DistCp additional considerations

DistCp provides a strategy to “dynamically” size maps, allowing faster DataNodes to copy more bytes than slower nodes.

Map Sizing

By default, DistCp makes an attempt to size each map comparably so that each copies roughly the same number of bytes. Note that files are the finest level of granularity, so increasing the number of simultaneous copiers (i.e. maps) may not always increase the number of simultaneous copies nor the overall throughput.

Using the dynamic strategy (explained in the Architecture), rather than assigning a fixed set of source files to each map task, files are instead split into several sets. The number of sets exceeds the number of maps, usually by a factor of 2-3. Each map picks up and c opies all files listed in a chunk. When a chunk is exhausted, a new chunk is acquired and processed, until no more chunks remain.

By not assigning a source path to a fixed map, faster map tasks (i.e. DataNodes) are able to consume more chunks -- and thus copy more data -- than slower nodes.
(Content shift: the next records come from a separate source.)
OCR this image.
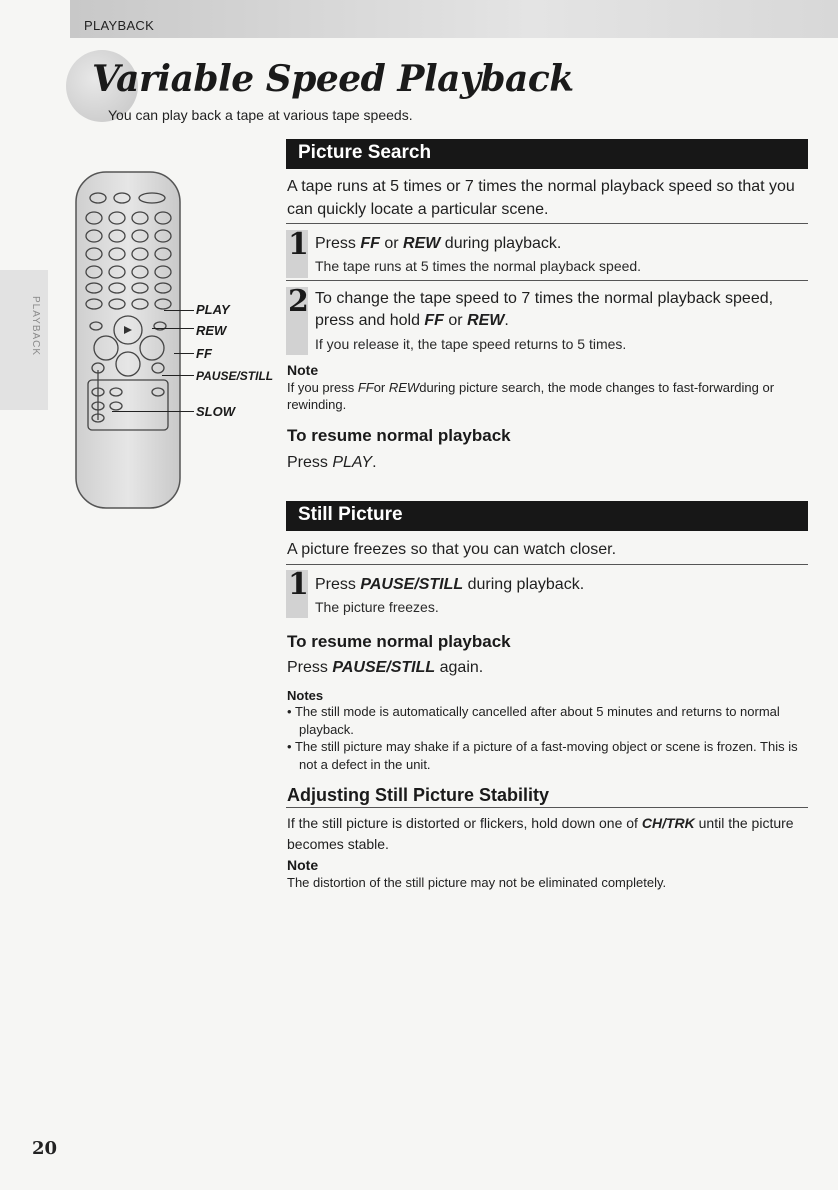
PLAYBACK
PLAYBACK
Variable Speed Playback
You can play back a tape at various tape speeds.
PLAY
REW
FF
PAUSE/STILL
SLOW
Picture Search
A tape runs at 5 times or 7 times the normal playback speed so that you can quickly locate a particular scene.
1 Press FF or REW during playback.
The tape runs at 5 times the normal playback speed.
2 To change the tape speed to 7 times the normal playback speed, press and hold FF or REW.
If you release it, the tape speed returns to 5 times.
Note
If you press FFor REWduring picture search, the mode changes to fast-forwarding or rewinding.
To resume normal playback
Press PLAY.
Still Picture
A picture freezes so that you can watch closer.
1 Press PAUSE/STILL during playback.
The picture freezes.
To resume normal playback
Press PAUSE/STILL again.
Notes
• The still mode is automatically cancelled after about 5 minutes and returns to normal playback.
• The still picture may shake if a picture of a fast-moving object or scene is frozen. This is not a defect in the unit.
Adjusting Still Picture Stability
If the still picture is distorted or flickers, hold down one of CH/TRK until the picture becomes stable.
Note
The distortion of the still picture may not be eliminated completely.
20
While this distribution is not uniform, it is fair with regard to each mapper’s capacity.

The dynamic strategy provides superior performance under most conditions.
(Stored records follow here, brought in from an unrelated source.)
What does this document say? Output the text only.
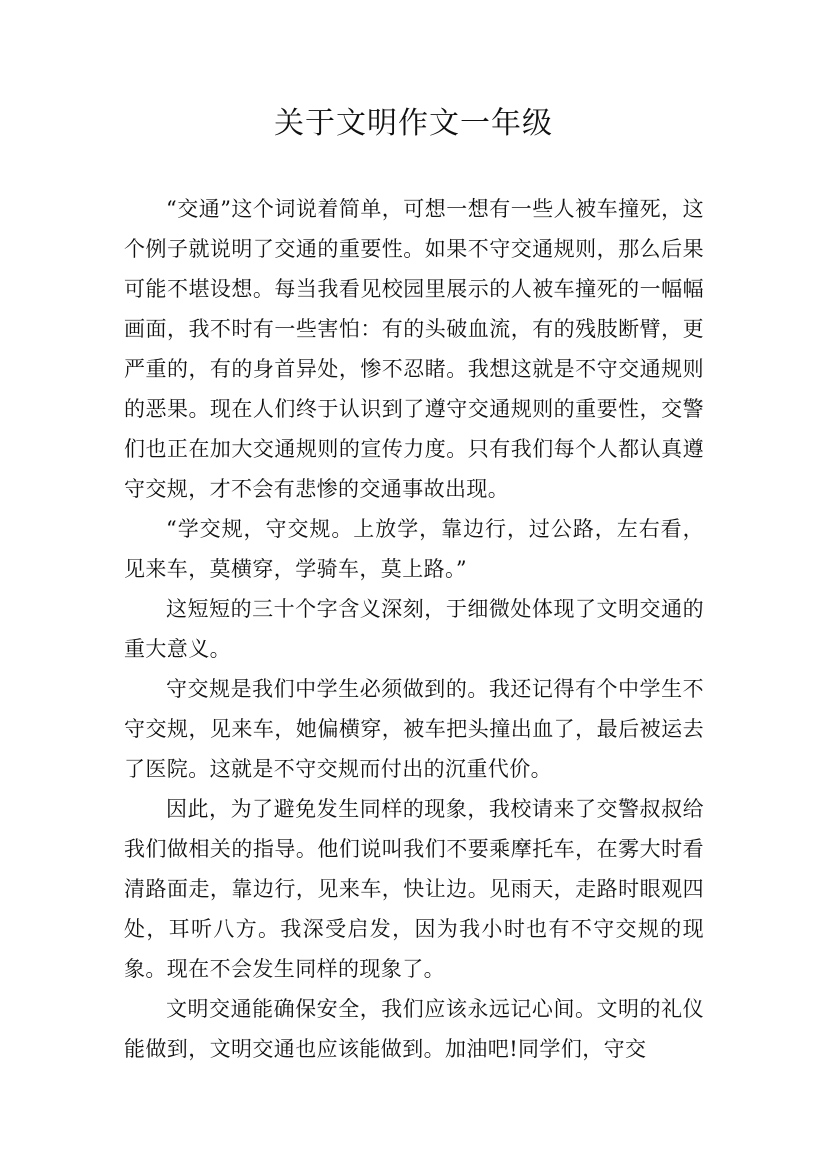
关于文明作文一年级

“交通”这个词说着简单，可想一想有一些人被车撞死，这个例子就说明了交通的重要性。如果不守交通规则，那么后果可能不堪设想。每当我看见校园里展示的人被车撞死的一幅幅画面，我不时有一些害怕：有的头破血流，有的残肢断臂，更严重的，有的身首异处，惨不忍睹。我想这就是不守交通规则的恶果。现在人们终于认识到了遵守交通规则的重要性，交警们也正在加大交通规则的宣传力度。只有我们每个人都认真遵守交规，才不会有悲惨的交通事故出现。

“学交规，守交规。上放学，靠边行，过公路，左右看，见来车，莫横穿，学骑车，莫上路。”

这短短的三十个字含义深刻，于细微处体现了文明交通的重大意义。

守交规是我们中学生必须做到的。我还记得有个中学生不守交规，见来车，她偏横穿，被车把头撞出血了，最后被运去了医院。这就是不守交规而付出的沉重代价。

因此，为了避免发生同样的现象，我校请来了交警叔叔给我们做相关的指导。他们说叫我们不要乘摩托车，在雾大时看清路面走，靠边行，见来车，快让边。见雨天，走路时眼观四处，耳听八方。我深受启发，因为我小时也有不守交规的现象。现在不会发生同样的现象了。

文明交通能确保安全，我们应该永远记心间。文明的礼仪能做到，文明交通也应该能做到。加油吧!同学们，守交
Tuning the number of maps to the size of the source and destination clusters, the size of the copy, and the available bandwidth is recommended for long-running and regularly run jobs.

Copying Between Major Versions of HDFS

For copying between two different versions of Hadoop, you can usually use WebHDFS.

MapReduce and Other Side-Effects

As mentioned previously, should a map fail to copy one of its inputs, there will be several side-effects.

  • Unless -overwrite is specified, files successfully copied by a previous map will be marked as “skipped” on a re-execution.

  • If a map fails mapreduce.map.maxattempts times, the remaining map tasks will be killed (unless -i is set).

  • If mapreduce.map.speculative is set final and true, the result of the copy is undefined.